La dimension académique dans laquelle l’apprentissage est regardé aujourd’hui ne permet pas de faire une place aux apprentissages en situation de travail.

La pédagogie de l’alternance ne peut pas complètement se déployer du fait des contraintes académiques et pédagogiques. Un exemple : un BTS en apprentissage dans un CFA doit afficher un nombre d’heures de formation de 1.350 heures sur deux ans. C’est quasiment impossible à tenir alors que le jeune passe dans le même temps près de 50% de son temps en entreprise où il apprend.

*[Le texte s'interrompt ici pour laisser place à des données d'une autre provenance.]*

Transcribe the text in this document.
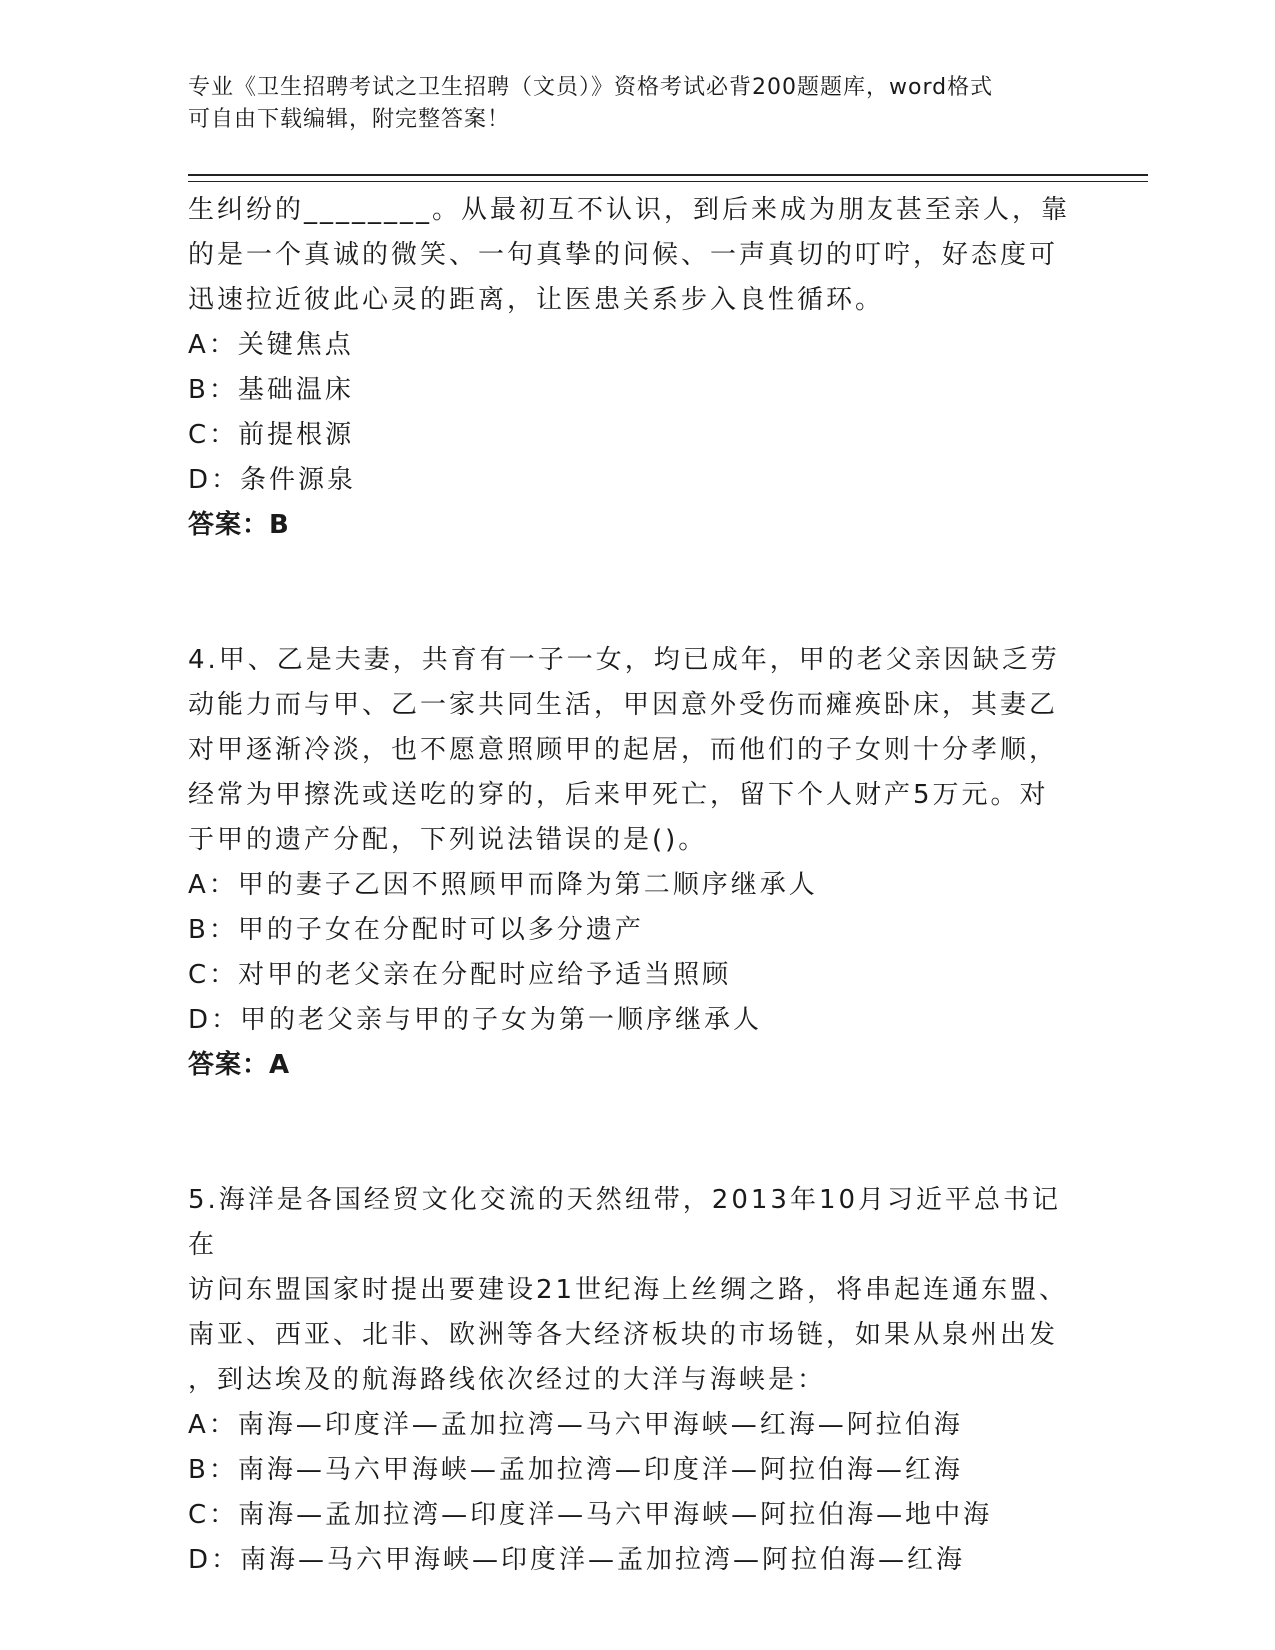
专业《卫生招聘考试之卫生招聘（文员）》资格考试必背200题题库，word格式
可自由下载编辑，附完整答案！

生纠纷的________。从最初互不认识，到后来成为朋友甚至亲人，靠

的是一个真诚的微笑、一句真挚的问候、一声真切的叮咛，好态度可

迅速拉近彼此心灵的距离，让医患关系步入良性循环。

A：关键焦点

B：基础温床

C：前提根源

D：条件源泉

答案：B

4.甲、乙是夫妻，共育有一子一女，均已成年，甲的老父亲因缺乏劳

动能力而与甲、乙一家共同生活，甲因意外受伤而瘫痪卧床，其妻乙

对甲逐渐冷淡，也不愿意照顾甲的起居，而他们的子女则十分孝顺，

经常为甲擦洗或送吃的穿的，后来甲死亡，留下个人财产5万元。对

于甲的遗产分配，下列说法错误的是()。

A：甲的妻子乙因不照顾甲而降为第二顺序继承人

B：甲的子女在分配时可以多分遗产

C：对甲的老父亲在分配时应给予适当照顾

D：甲的老父亲与甲的子女为第一顺序继承人

答案：A

5.海洋是各国经贸文化交流的天然纽带，2013年10月习近平总书记在

访问东盟国家时提出要建设21世纪海上丝绸之路，将串起连通东盟、

南亚、西亚、北非、欧洲等各大经济板块的市场链，如果从泉州出发

，到达埃及的航海路线依次经过的大洋与海峡是：

A：南海—印度洋—孟加拉湾—马六甲海峡—红海—阿拉伯海

B：南海—马六甲海峡—孟加拉湾—印度洋—阿拉伯海—红海

C：南海—孟加拉湾—印度洋—马六甲海峡—阿拉伯海—地中海

D：南海—马六甲海峡—印度洋—孟加拉湾—阿拉伯海—红海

J’ai moi-même dans mon CFA reçu une menace du rectorat : "Si vos jeunes ne font pas 1.350 heures de formation académique on ne les inscrira pas à l’examen". Tant qu'on sera dans ce carcan on ne pourra pas faire évoluer les pratiques.

Vous préconisez également de confier la totalité de la formation professionnelle initiale à un ministère de plein exercice ?

Le ministère délégué à l'Enseignement et la Formation professionnels a été recréé en 2022. Il n'y en avait pas eu depuis 2002. Il faut aller plus loin. Actuellement le ministère de Carole Grandjean fait le trait d’union entre le ministère de l’Education et celui du Travail.

Il doit prendre toute sa dimension, toute son autonomie et porter toute la formation professionnelle initiale et continue : les lycées professionnels, l’apprentissage, la formation continue, la validation des acquis de l'expérience (VAE) etc. Il doit être un véritable ministère.